Mary is often said to be the new Eve. The mother of all humanity, Eve chose the lesser over the greater, and sin and death came into the world. The Mother of God and of all Christians, Mary chose the greater over the lesser and life came into the world in the person of her son. Through one came damnation; through one came salvation. Why was there such a great difference? Both were filled with the grace of God; neither were subject to Original Sin. How is that one chose ill and the other chose well?
It occurred to me today that Eve’s sin was not sin as we experience it today. Thanks to Original Sin, our desires and appetites are disordered: we see the greater thing, but we desire, we hunger for, the lesser thing, and all too often we choose it, despite knowing full well that we shouldn’t. My wife’s Chocolate-Peanut butter-Butterscotch Rice Krispie treats are to die for–and that’s just what I’ll do if I keep eating them. I know better, but I want just another one, and all too often I eat it. And then another, and another….
But Eve was not subject to this kind of disordered appetite. Free from concupiscence, she was much better able than we are to choose what her reason told her was good. Unlike us, she had no desire to choose the lesser over the greater. So why did she fall?
And the answer is simple: she was misled. The serpent, father of lies, persuaded her that the lesser was the greater: that the fruit was both good for food, and would bring knowledge (both good things in and of themselves). It was with the full assent of her intellect, I imagine, that she chose to eat the fruit she had been commanded not to eat. The serpent had taught her, and now she knew “better”.
It was a lie; and in her innocence Eve had no experience of lies or of liars.

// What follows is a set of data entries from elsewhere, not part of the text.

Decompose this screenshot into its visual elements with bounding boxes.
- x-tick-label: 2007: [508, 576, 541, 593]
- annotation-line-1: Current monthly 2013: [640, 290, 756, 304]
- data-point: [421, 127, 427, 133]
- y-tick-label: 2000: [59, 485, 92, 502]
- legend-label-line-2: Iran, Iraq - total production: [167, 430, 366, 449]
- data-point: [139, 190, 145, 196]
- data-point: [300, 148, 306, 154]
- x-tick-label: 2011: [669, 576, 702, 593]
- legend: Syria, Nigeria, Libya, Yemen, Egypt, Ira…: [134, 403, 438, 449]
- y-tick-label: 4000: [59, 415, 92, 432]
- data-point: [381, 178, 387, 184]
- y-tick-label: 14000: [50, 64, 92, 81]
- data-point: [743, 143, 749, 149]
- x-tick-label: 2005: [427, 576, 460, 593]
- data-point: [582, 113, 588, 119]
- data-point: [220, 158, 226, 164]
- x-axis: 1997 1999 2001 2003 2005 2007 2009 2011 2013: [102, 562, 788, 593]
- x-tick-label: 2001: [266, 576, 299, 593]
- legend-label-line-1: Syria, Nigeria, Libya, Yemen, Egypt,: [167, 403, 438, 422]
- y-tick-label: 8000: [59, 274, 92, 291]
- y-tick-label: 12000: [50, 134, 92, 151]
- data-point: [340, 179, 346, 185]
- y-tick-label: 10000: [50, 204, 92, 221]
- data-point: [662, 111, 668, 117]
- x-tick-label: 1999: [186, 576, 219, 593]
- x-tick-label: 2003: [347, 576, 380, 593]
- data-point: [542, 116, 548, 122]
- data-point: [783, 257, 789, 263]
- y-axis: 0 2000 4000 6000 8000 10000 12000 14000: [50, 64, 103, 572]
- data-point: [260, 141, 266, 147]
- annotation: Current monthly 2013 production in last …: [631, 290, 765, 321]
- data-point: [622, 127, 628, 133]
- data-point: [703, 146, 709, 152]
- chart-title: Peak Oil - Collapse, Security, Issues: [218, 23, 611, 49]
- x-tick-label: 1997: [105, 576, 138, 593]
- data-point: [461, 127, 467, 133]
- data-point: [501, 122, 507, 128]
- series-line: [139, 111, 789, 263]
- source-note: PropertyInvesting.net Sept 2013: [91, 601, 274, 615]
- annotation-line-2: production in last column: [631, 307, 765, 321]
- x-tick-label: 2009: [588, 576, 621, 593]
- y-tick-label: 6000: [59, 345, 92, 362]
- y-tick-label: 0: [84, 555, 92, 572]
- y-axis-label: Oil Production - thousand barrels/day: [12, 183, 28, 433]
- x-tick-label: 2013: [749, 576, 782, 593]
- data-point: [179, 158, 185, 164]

It has been said that the knowledge of good and evil that the serpent promised was truly only the knowledge of evil, which is to say the knowledge of the serpent’s guile and its lies–and knowledge of her own failure. (Tradition records that Eve repented, and was not taken in again; the Eastern Orthodox churches revere her as a saint to this day.)
Eve was not stupid; she was not evil; but she was naive, and she believed a lie. Often, no doubt, we do the same. But not always–and hey, is that another Krispie Treat over there?
The Church tells us that Mary was born without Original Sin, that by the grace of Christ she was preserved from all stain of sin from the moment of her conception in her mother’s womb. Like Eve, then, her appetites were not at war with her intellect. Given that she knew the greater, she was not drawn by her desires to choose the lesser. And here we come to the big difference between Eve and Mary. Mary was young, and unstained; but she was not naive. Two-thousand years of Hebrew history came to a point in her. She knew the history of her forebears, and the consequences that came to Adam and Eve and to the tribes of Israel from choosing the lesser over the greater. She knew what sin was, not from inside, granted, but from outside. She knew what was due to God as her creator, and the natural consequences that came from spurning Him.
God put thousands of years of care into leading one branch of Adam and Eve’s descendants to the point where one human being, one young daughter of Eve, could be given the gift of holiness and would know enough to trust in Him and not squander it. All of human history comes down to that moment: when through Gabriel, God told Mary that she would bear a son; and choosing the greater part over the lesser part, she replied “Fiat voluntas tua: let it be done to me according to thy will.”
Our Lady, Mother of Virtue, pray for us.